Quando ela vem associada ao rolete de cera nós denominamos plano de orientação.
Características da base de prova:
• Retenção, suporte e estabilidade;
• Perfeita adaptação em toda a zona de suporte;
• Extensão adequada, cobrindo todos os tecidos da área de suporte;
• Espessura adequada e uniforme, tanto na área de assentamento basal (1 a 2mm), quanto na área das bordas (3 a 4 mm – para promover o vedamento periférico e dar conforto);
• Resistência e rigidez adequadas;
• Deve ficar ajustada frente a deslocamentos e a qualquer alteração tecidual (selado palatino posterior, tórus, rebordos flácidos etc.);
• De guardar relação com as atividades funcionais das estruturas orais (mastigação,
fonação, respiração, deglutição);
• Deve ser confeccionada em material resistente, Dimensionalmente estável, econômico e de fácil manuseio.
Materiais da base de prova:
Características ideais:
• Facilidade de manipulação;
• Reprodutibilidade da superfície do modelo;
• Rigidez;
• Resistência às variações de temperatura do ambiente;
• Sabor e odor agradáveis ao paciente.
Materiais disponíveis:
· Resina acrílica autopolimerizável (a mesma usada para a confecção da moldeira individual); 1° ESCOLHA
· Resina acrílica termopolimerizável;
· Resina acrílica fotopolimerizável;
· Placas de poliestireno;
· Placa-base: não é adequado, é bem inferior e não atende aos requisitos de rigidez e estabilidade dimensional.
Vantagens de utilizar a resina acrílica autopolimerizável:
• Simplicidade de confecção;
• Boa aparência;
• Adaptação;
• Resistência;
• Rigidez;
• Estabilidade dimensional;
• Durabilidade;
• DESVANTAGEM: custo.
Técnica de confecção da base de prova- lençol adaptado
1. Delimitação da área chapeável e das áreas de alívio:
• Rafe palatina
• Papila incisiva
2. Utilizar cera 7, aquecer e pingar sobre o modelo fazendo o alívio nas áreas retentivas:
No superior:
• Face vestibular da região anterior
• Face vestibular da região das tuberosidades
No inferior:
• Face vestibular da região anterior
• Face lingual na área retro milo hióidea
• Face lingual na região do flanco sublingual
3. Isolamento do modelo com isolante para resina acrílica, à base de alginato;
4. Manipulação da resina (3 pó:1 líquido) – para uma base média usa-se 21cm³ de pó e 7mm de líquido.
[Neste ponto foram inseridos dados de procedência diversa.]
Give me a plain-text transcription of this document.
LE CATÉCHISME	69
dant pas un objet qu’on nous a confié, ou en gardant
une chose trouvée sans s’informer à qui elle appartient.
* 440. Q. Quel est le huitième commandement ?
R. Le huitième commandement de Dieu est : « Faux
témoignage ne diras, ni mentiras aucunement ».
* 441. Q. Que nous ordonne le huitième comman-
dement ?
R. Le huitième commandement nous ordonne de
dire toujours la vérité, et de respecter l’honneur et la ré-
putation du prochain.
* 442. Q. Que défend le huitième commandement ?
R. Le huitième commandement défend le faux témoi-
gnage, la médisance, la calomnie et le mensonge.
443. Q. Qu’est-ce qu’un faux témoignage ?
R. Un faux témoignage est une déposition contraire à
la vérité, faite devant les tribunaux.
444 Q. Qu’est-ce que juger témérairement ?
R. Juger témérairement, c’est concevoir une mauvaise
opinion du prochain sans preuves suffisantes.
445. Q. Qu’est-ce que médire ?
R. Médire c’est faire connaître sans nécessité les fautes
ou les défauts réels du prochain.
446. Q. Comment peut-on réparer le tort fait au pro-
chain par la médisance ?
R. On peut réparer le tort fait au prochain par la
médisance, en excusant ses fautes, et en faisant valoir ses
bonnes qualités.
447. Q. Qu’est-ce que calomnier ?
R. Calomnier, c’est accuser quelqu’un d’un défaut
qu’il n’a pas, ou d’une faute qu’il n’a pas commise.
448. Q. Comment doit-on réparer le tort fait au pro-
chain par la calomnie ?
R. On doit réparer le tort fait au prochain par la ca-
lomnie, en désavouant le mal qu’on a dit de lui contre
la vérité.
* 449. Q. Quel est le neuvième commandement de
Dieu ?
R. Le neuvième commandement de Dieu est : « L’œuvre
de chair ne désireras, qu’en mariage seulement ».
Devemos aguardar a fase PLÁSTICA (conseguimos manusear sem que ela fique aderido na mão).
5. Conformação e prensagem da resina entre duas placas de vidro (1 a 2mm, bem fina. pois ela será a forma da prótese total, e quanto mais fina for a prótese maior vai ser o conforto do paciente);
6. Adaptação da resina acrilica sobre o modelo previamente delimitado, aliviado e isolado;
7. Recorte da resina;
8. Acabamento e polimento da base;
Características finais da base de prova:
• Extensão adequada – toda a área chapeável recoberta;
• Espessura uniforme – 1 a 2 mm;
• Espessura uniforme das bordas – 3 a 4 mm; (para conforto do paciente)
• Contorno adequado – bordas bem reproduzidas, lisas, arredondadas e na extensão correta;
• Selado posterior – bem delimitado, adaptado e com espessura de 1 a 2 mm;
• Freios e inserções aliviados (extensão e contorno) sem a presença de ângulos vivos;
• Resistência e rigidez;
• Suporte, estabilidade e quando possível retenção, sobre o modelo;
• Superfície externa da placa – limpa, acabada e polida;
•Superfície interna (tecidual) da placa: limpa, livre de irregularidades ou porosidades.